-
Notifications
You must be signed in to change notification settings - Fork 272
Description
Summary
During review of PR #3004 (which adds basic to_csv support), fuzz testing revealed several edge cases that are not handled correctly. These should be addressed in follow-up work after the initial implementation is merged.
Bugs Found
1. Null value not quoted when it contains special characters
When the nullValue option contains the delimiter or other special characters (e.g., "N,A"), it's written unquoted, corrupting the CSV output.
| Expected (Spark) | Actual (Comet) |
|---|---|
"N,A",world |
N,A,world |
hello,"N,A" |
hello,N,A |
Location: native/spark-expr/src/csv_funcs/to_csv.rs:164-171
Fix: Check if null_value contains special characters and quote/escape it appropriately.
2. Whitespace trimming applied incorrectly
When ignoreLeadingWhiteSpace=false or ignoreTrailingWhiteSpace=false, strings containing whitespace plus special characters are incorrectly handled.
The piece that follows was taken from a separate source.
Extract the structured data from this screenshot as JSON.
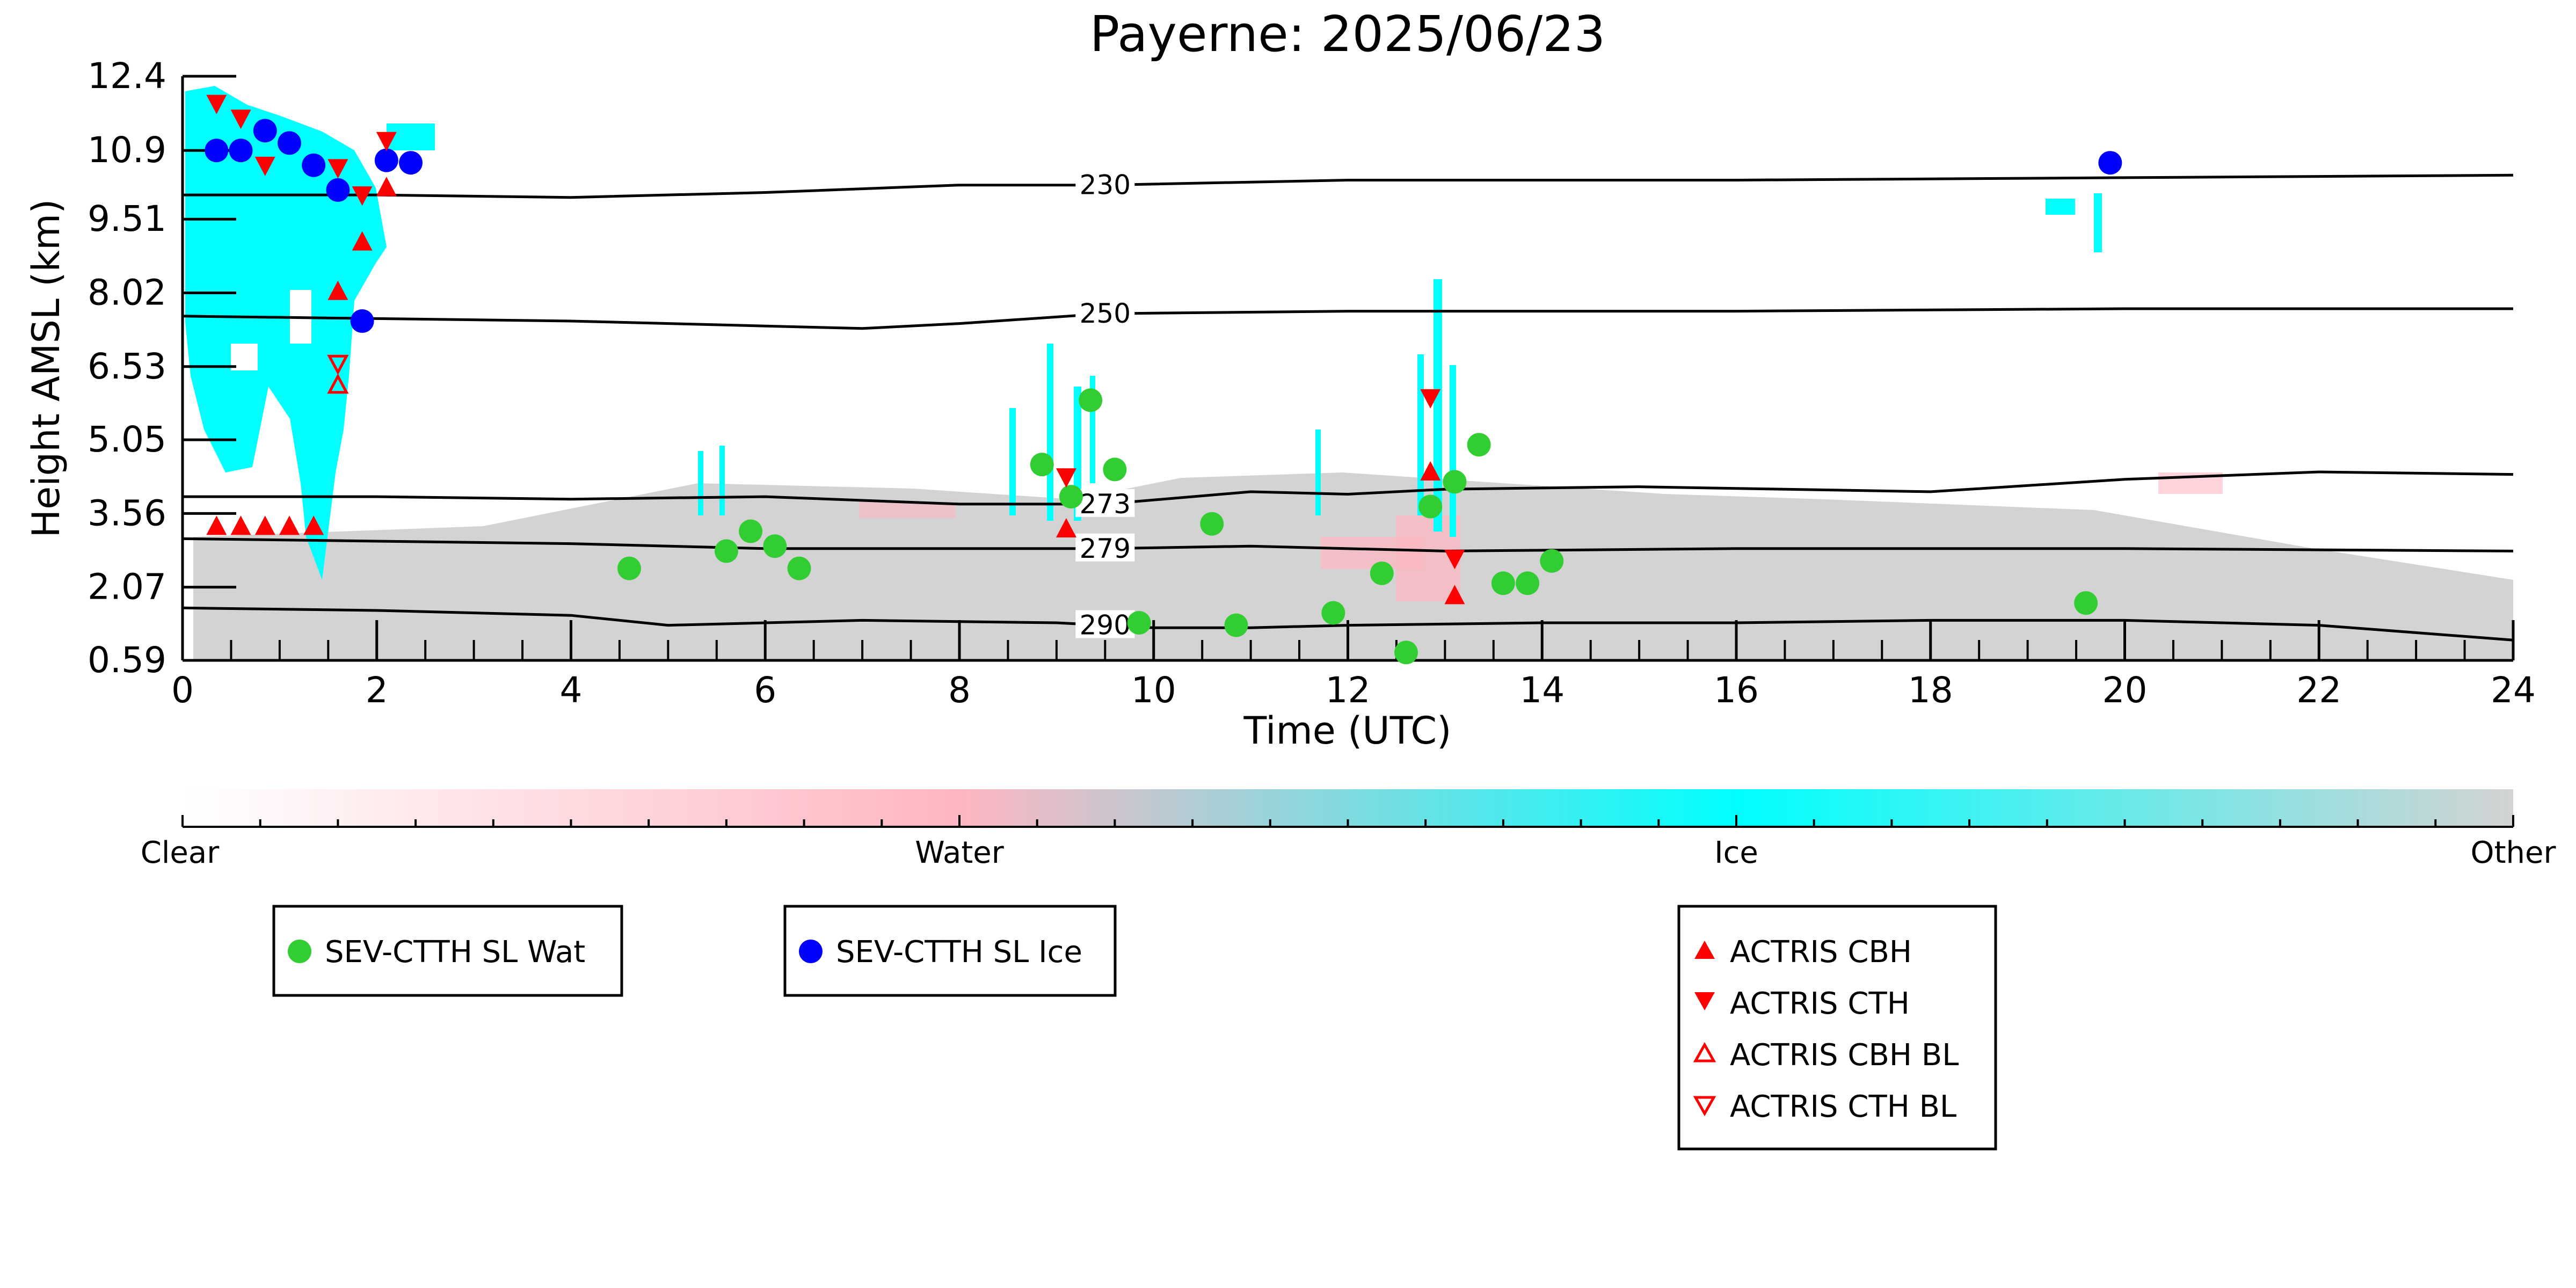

The code trims whitespace before checking if quoting is needed.
| Expected (Spark) | Actual (Comet) |
|---|---|
\" (preserved whitespace with escaped quote) |
"" (empty) |
Location: native/spark-expr/src/csv_funcs/to_csv.rs:176-183
Fix: Review the order of operations - quoting determination should consider the original (untrimmed) value.
3. Decimal formatting mismatch
Spark uses scientific notation for small decimal values, while Comet uses fixed-point notation.
| Expected (Spark) | Actual (Comet) |
|---|---|
0E-18 |
0.000000000000000000 |
Fix: Align decimal-to-string casting with Spark's formatting behavior.
4. NPE with single-column struct (needs investigation)
NullPointerException occurs when processing single-column structs with certain null patterns. This may be a Spark-side issue with how Comet's output is handled, but needs investigation.
Reproduction
Fuzz tests were added in CometCsvExpressionSuite.scala that reproduce these issues:
to_csv - edge case: delimiter in null value representationto_csv - fuzz test: comprehensive random data and optionsto_csv - edge case: numeric boundary valuesto_csv - edge case: single column struct
Related
- PR Feat: to_csv #3004 - Initial
to_csvimplementation